Skema Restrukturisasi Jiwasraya Perlu Dibahas Ulang

JAKARTA (8 April) : Sengkarut PT Jiwasraya tak juga reda, meski skandal korupsi yang merugikan negara sebesar Rp16,8 triliun telah menyeret tiga direksi dengan pidana penjara seumur hidup dan 20 tahun penjara.

Kini persoalan lain menimpa nasabah Jiwasraya dari pensiunan perusahaan BUMN. Mereka membentuk kelompok Forum Pensiunan BUMN Nasabah Jiwasraya (FBNJS) untuk menolak opsi restrukturisasi dana pensiun yang ditawarkan pemerintah. Menurut mereka, opsi itu akan memotong hak pensiun hingga 74%.

“Kami para pensiunan BUMN jika dijumlahkan bersama keluarga kami mencapai 3,4 juta jiwa. Bayangkan, ada 3,4 juta jiwa yang terancam tak dapat menikmati hak pensiun karena akan disunat untuk menutupi kerugian Jiwasraya akibat korupsi,” kata Ketua FBNJS adalah Syahrul Tahrir saat audiensi dengan sejumlah anggota Komisi VI DPR RI dari Fraksi NasDem di ruang rapat Gedung Nusantara II Kompleks DPR RI, Senayan, Jakarta, Kamis (8/4).

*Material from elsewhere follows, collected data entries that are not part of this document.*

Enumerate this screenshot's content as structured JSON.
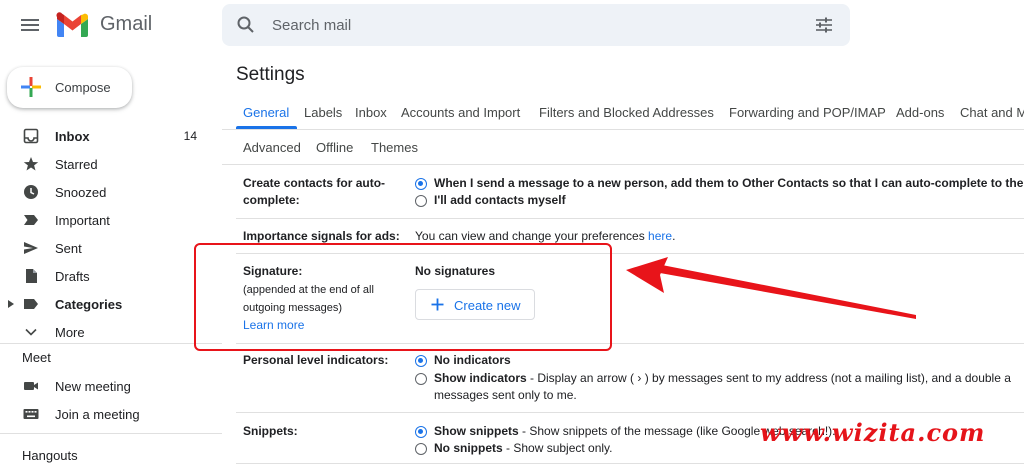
{
  "app": {
    "name": "Gmail"
  },
  "search": {
    "placeholder": "Search mail"
  },
  "compose": {
    "label": "Compose"
  },
  "sidebar": {
    "items": [
      {
        "label": "Inbox",
        "count": "14"
      },
      {
        "label": "Starred"
      },
      {
        "label": "Snoozed"
      },
      {
        "label": "Important"
      },
      {
        "label": "Sent"
      },
      {
        "label": "Drafts"
      },
      {
        "label": "Categories"
      },
      {
        "label": "More"
      }
    ],
    "meet": {
      "heading": "Meet",
      "items": [
        {
          "label": "New meeting"
        },
        {
          "label": "Join a meeting"
        }
      ]
    },
    "hangouts": {
      "heading": "Hangouts"
    }
  },
  "settings": {
    "title": "Settings",
    "tabs_row1": [
      "General",
      "Labels",
      "Inbox",
      "Accounts and Import",
      "Filters and Blocked Addresses",
      "Forwarding and POP/IMAP",
      "Add-ons",
      "Chat and M"
    ],
    "tabs_row2": [
      "Advanced",
      "Offline",
      "Themes"
    ],
    "active_tab": "General",
    "create_contacts": {
      "label_line1": "Create contacts for auto-",
      "label_line2": "complete:",
      "option1": "When I send a message to a new person, add them to Other Contacts so that I can auto-complete to them",
      "option2": "I'll add contacts myself"
    },
    "importance": {
      "label": "Importance signals for ads:",
      "text": "You can view and change your preferences ",
      "link": "here",
      "suffix": "."
    },
    "signature": {
      "label": "Signature:",
      "note_line1": "(appended at the end of all",
      "note_line2": "outgoing messages)",
      "learn_more": "Learn more",
      "status": "No signatures",
      "create_label": "Create new"
    },
    "personal_level": {
      "label": "Personal level indicators:",
      "option1": "No indicators",
      "option2_bold": "Show indicators",
      "option2_text": " - Display an arrow ( › ) by messages sent to my address (not a mailing list), and a double a",
      "option2_line2": "messages sent only to me."
    },
    "snippets": {
      "label": "Snippets:",
      "option1_bold": "Show snippets",
      "option1_text": " - Show snippets of the message (like Google web search!).",
      "option2_bold": "No snippets",
      "option2_text": " - Show subject only."
    }
  },
  "watermark": "www.wizita.com",
  "colors": {
    "accent": "#1a73e8",
    "highlight": "#e8141a"
  }
}
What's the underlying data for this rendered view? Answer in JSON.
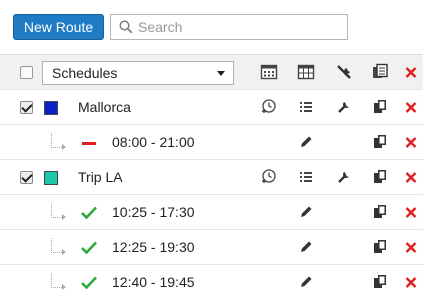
{
  "toolbar": {
    "new_route_label": "New Route",
    "search_placeholder": "Search",
    "search_value": ""
  },
  "header": {
    "select_value": "Schedules",
    "checked": false
  },
  "groups": [
    {
      "name": "Mallorca",
      "color": "#0c1fc9",
      "checked": true,
      "routes": [
        {
          "time": "08:00 - 21:00",
          "status": "inactive"
        }
      ]
    },
    {
      "name": "Trip LA",
      "color": "#1cc7aa",
      "checked": true,
      "routes": [
        {
          "time": "10:25 - 17:30",
          "status": "active"
        },
        {
          "time": "12:25 - 19:30",
          "status": "active"
        },
        {
          "time": "12:40 - 19:45",
          "status": "active"
        }
      ]
    }
  ],
  "colors": {
    "button_blue": "#1f7cc4",
    "delete_red": "#e02020",
    "active_green": "#2eaa3a",
    "inactive_red": "#e02020"
  }
}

Dalam audiensi itu, mereka diterima Nyat Kadir, Subardi, dan Zuristio Firmadata. Menurut Subardi, ia prihatin dengan apa yang menimpa para abdi negara di perusahaan plat merah itu.

“Seharusnya kerugian Jiwasraya akibat korupsi tidak dibebankan kepada nasabah (para pensiunan),” kata Legislator NasDem dari dapil DIY itu.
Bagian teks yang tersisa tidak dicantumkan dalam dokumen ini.